El bolero se escucha, se disfruta y se vive. Se resiste al olvido y siempre será un doble eficiente del romance. Es ritmo y sentimiento, un inventario de remembranzas. Vivir los doce meses como en un bolero, con el corazón acelerado por la presión de la pareja, debería encabezar los propósitos para cualquier año nuevo.
Mi muy querido Annibale:
Una gratísima sorpresa fue para mí el recibir tu invocación bolerística (bolerófila, bolerófaga) de fin de año.
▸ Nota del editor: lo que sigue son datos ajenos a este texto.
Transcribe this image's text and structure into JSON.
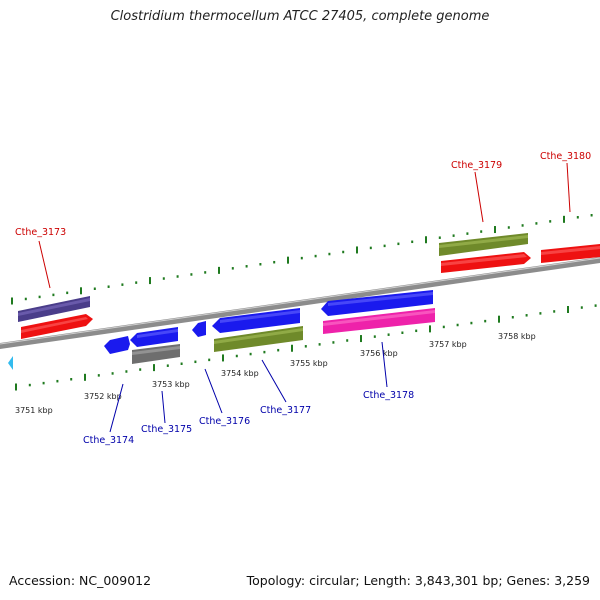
{
  "title": "Clostridium thermocellum ATCC 27405, complete genome",
  "footer": {
    "accession": "Accession: NC_009012",
    "topology": "Topology: circular; Length: 3,843,301 bp; Genes: 3,259"
  },
  "colors": {
    "background": "#ffffff",
    "backbone": "#8c8c8c",
    "tick": "#1f7a1f",
    "label_top": "#cc0000",
    "label_bottom": "#0000aa",
    "marker": "#33bbee"
  },
  "kbp_labels": [
    "3751 kbp",
    "3752 kbp",
    "3753 kbp",
    "3754 kbp",
    "3755 kbp",
    "3756 kbp",
    "3757 kbp",
    "3758 kbp"
  ],
  "gene_labels": {
    "top": [
      "Cthe_3173",
      "Cthe_3179",
      "Cthe_3180"
    ],
    "bottom": [
      "Cthe_3174",
      "Cthe_3175",
      "Cthe_3176",
      "Cthe_3177",
      "Cthe_3178"
    ]
  },
  "marker_icon": "triangle-left-icon"
}
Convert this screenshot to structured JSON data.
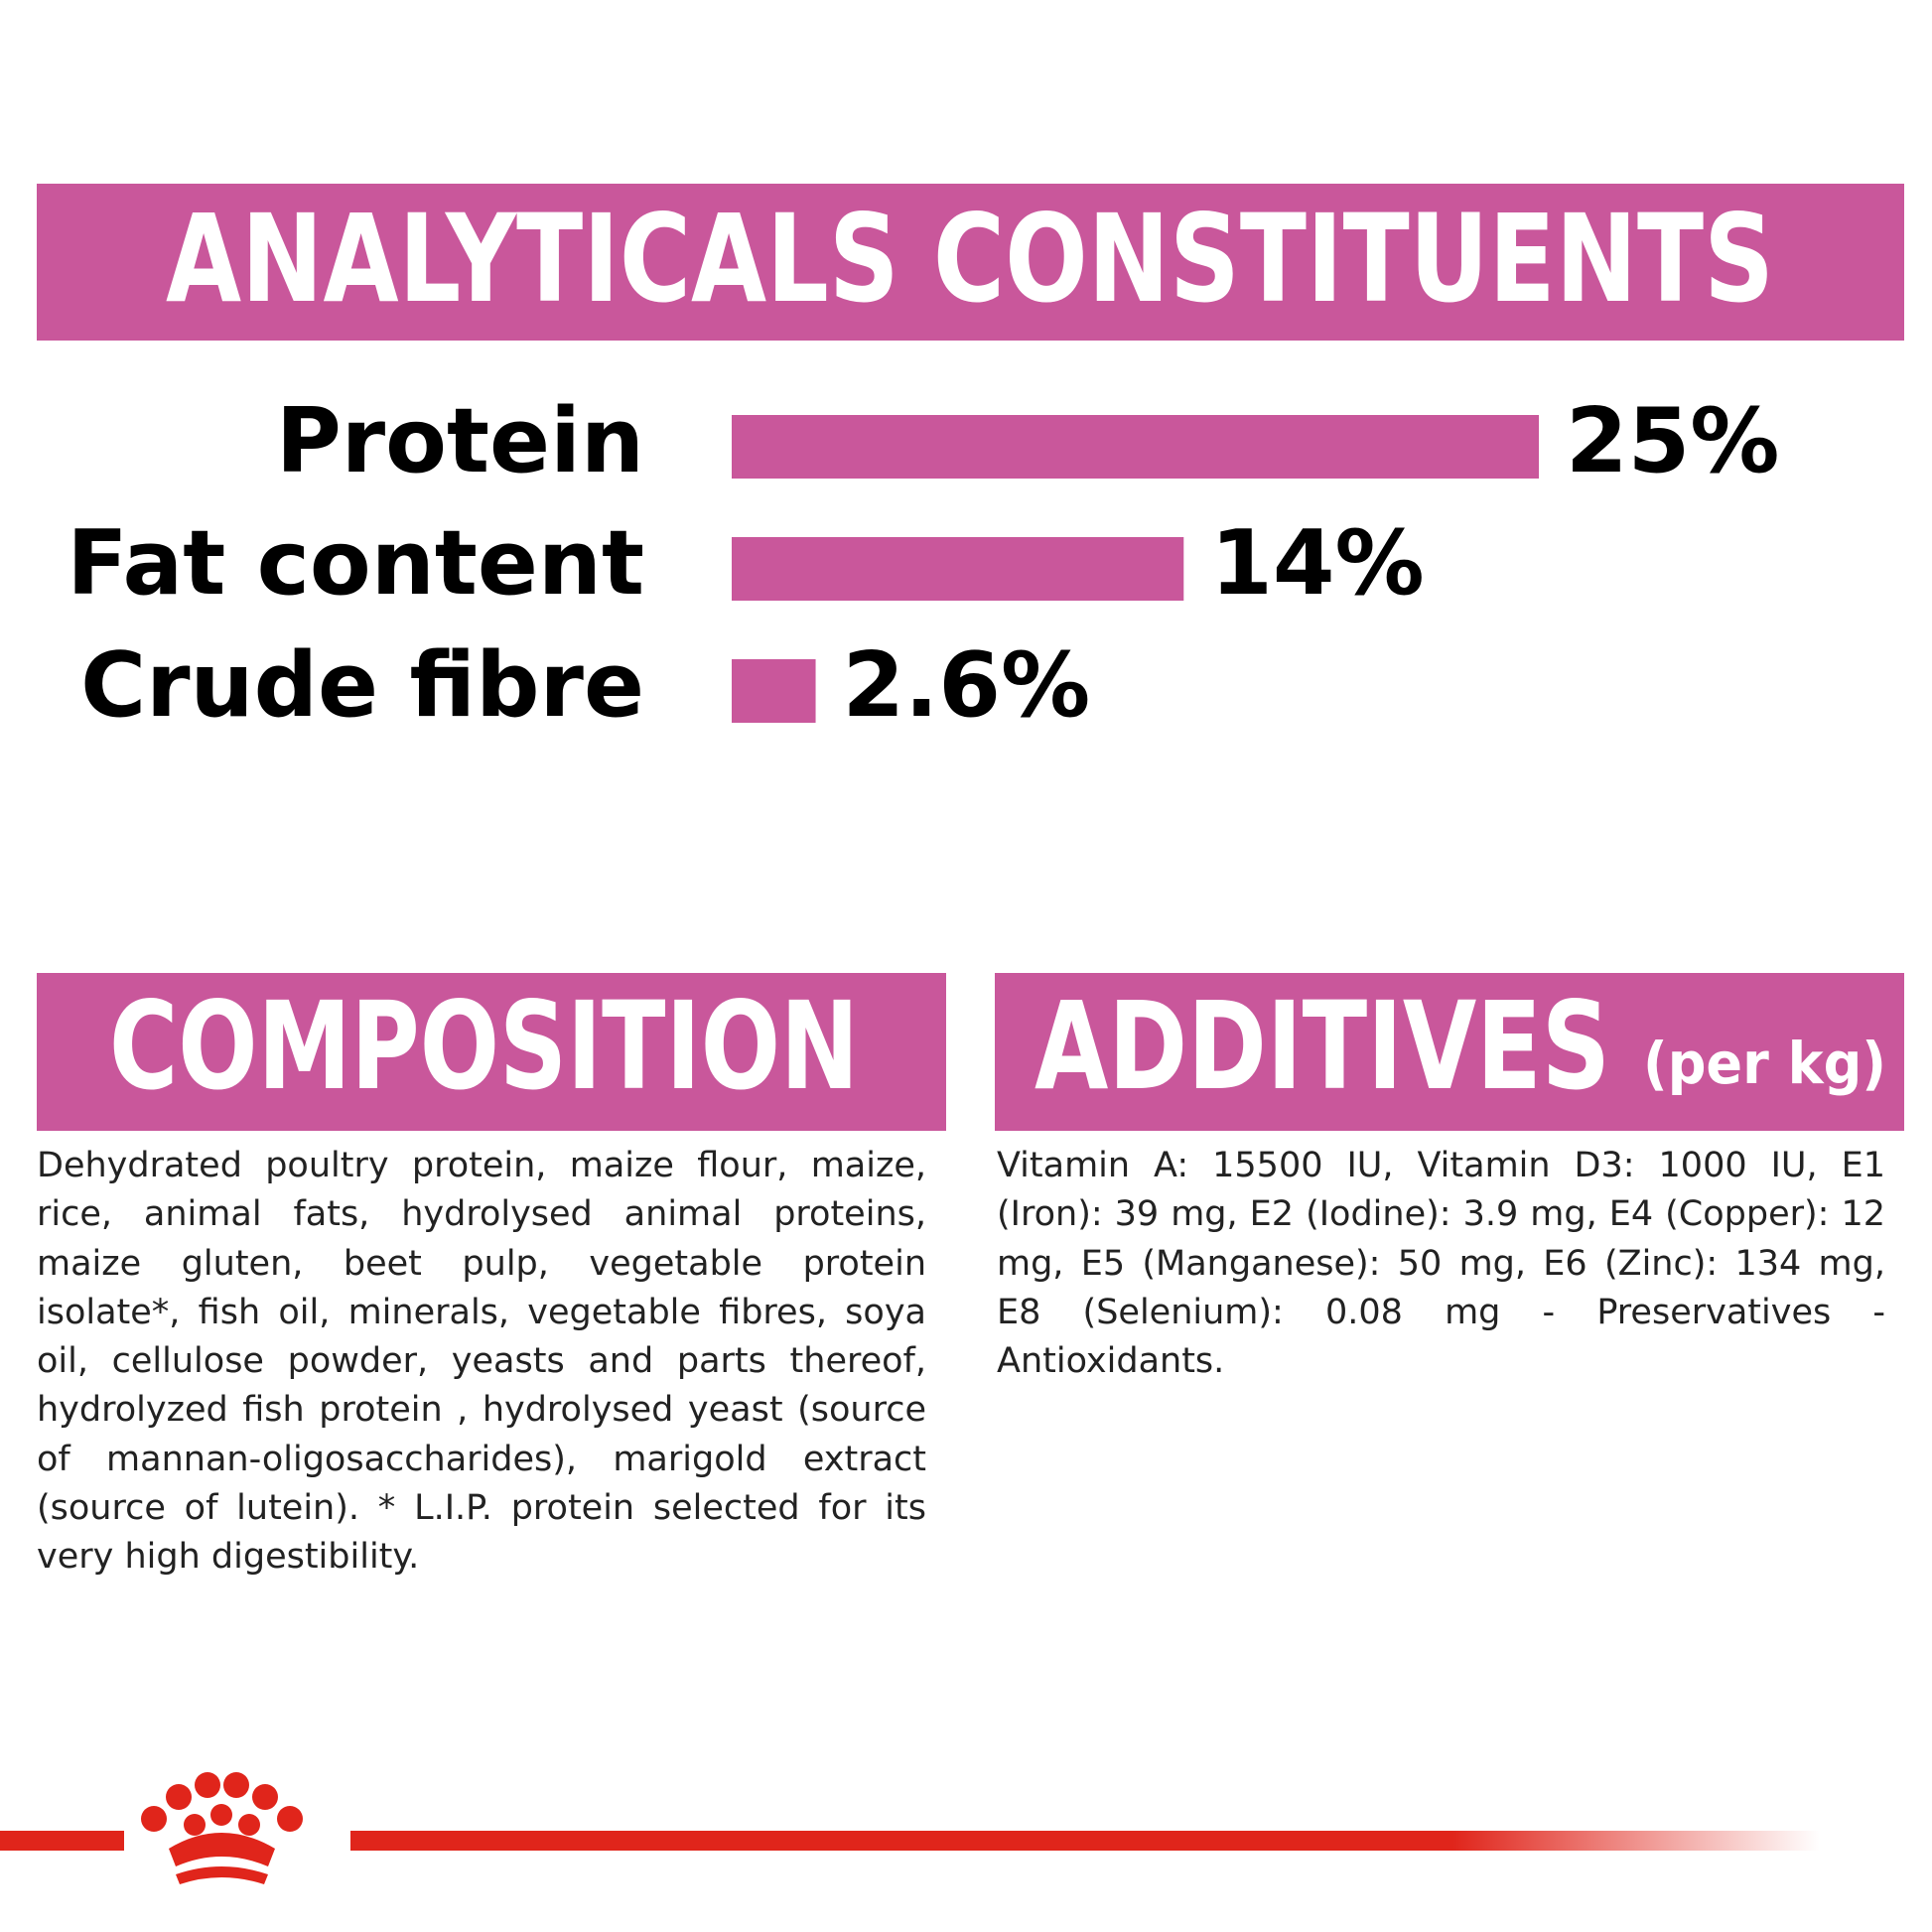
{
  "chart_data": {
    "type": "bar",
    "title": "ANALYTICALS CONSTITUENTS",
    "categories": [
      "Protein",
      "Fat content",
      "Crude fibre"
    ],
    "values": [
      25,
      14,
      2.6
    ],
    "value_labels": [
      "25%",
      "14%",
      "2.6%"
    ],
    "color": "#c9579b"
  },
  "composition": {
    "title": "COMPOSITION",
    "text": "Dehydrated poultry protein, maize flour, maize, rice, animal fats, hydrolysed animal proteins, maize gluten, beet pulp, vegetable protein isolate*, fish oil, minerals, vegetable fibres, soya oil, cellulose powder, yeasts and parts thereof, hydrolyzed fish protein , hydrolysed yeast (source of mannan-oligosaccharides), marigold extract (source of lutein). * L.I.P. protein selected for its very high digestibility."
  },
  "additives": {
    "title": "ADDITIVES",
    "unit": "(per kg)",
    "text": "Vitamin A: 15500 IU, Vitamin D3: 1000 IU, E1 (Iron): 39 mg, E2 (Iodine): 3.9 mg, E4 (Copper): 12 mg, E5 (Manganese): 50 mg, E6 (Zinc): 134 mg, E8 (Selenium): 0.08 mg - Preservatives - Antioxidants."
  }
}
Pertinente, sagaz, esta plegaria nos reintegra a la ardorosa sencillez y al rito de unas horas en las que éramos capaces de dar “por cada estrella un beso”. O, tal vez, de deshacernos al final de una tarde, mientras el sueño deletreaba aquel nombre ansiado en párrafos de sombra, con las vocales del más obstinado deseo.
Siempre he creído que el bolero constituye un elemento básico de nuestra educación sentimental. Así como la religiosidad helénica fue una recitación acerca de los dioses y la mitología, la devoción del caribeño –la íntima filosofía de estos pueblos ahítos de palmeras y de ensueños azules– se fundó en torno a las visiones y reminiscencias del amor “cortés”: esa pasión noble y caballeresca que heredamos de los juglares de la Provenza del siglo XI.
No pudimos en el Caribe, lo admito, urdir otra sabiduría emocional como no fuese el minúsculo prodigio del bolero. No fueron nuestros un Platón ni un Kant, pero aprendimos los balbuceos del amor con maestros eximios como Guty Cárdenas y Juan Lockward. La visión paralizante y totalizadora de un Hegel la trocamos aquí, en estas playas perpetuas, por la embriaguez de Agustín mientras las aguas de Acapulco bañaban el cuerpo brujo de María del Alma.
Y pienso, así, que nuestro destino ha sido el imaginar, el proyectar y el alcanzar una modesta cuota de felicidad a través de esas pequeñísimas epopeyas, de esas mágicas consagraciones del ardor que son los boleros.
Por último, te agradezco el montón de elogios que tu escrito proyecta sobre este exiguo escribidor. Entiendo, claro que sí, que nuestros años de verídica e intensa amistad, asociados a una digna cantidad de hectolitros de densos caldos libados, tanto como a las innumerables espirales compartidas de “holy smoke”; todo sumado, querido amigo, te lleva a percibir mis palabras y mis ideas a través del tamiz de la nostalgia y del afecto. De todos modos, es tuyo mi agradecimiento franco.
Recibe el más afectuoso abrazo, junto a los mejores auspicios en el nuevo año. PDM.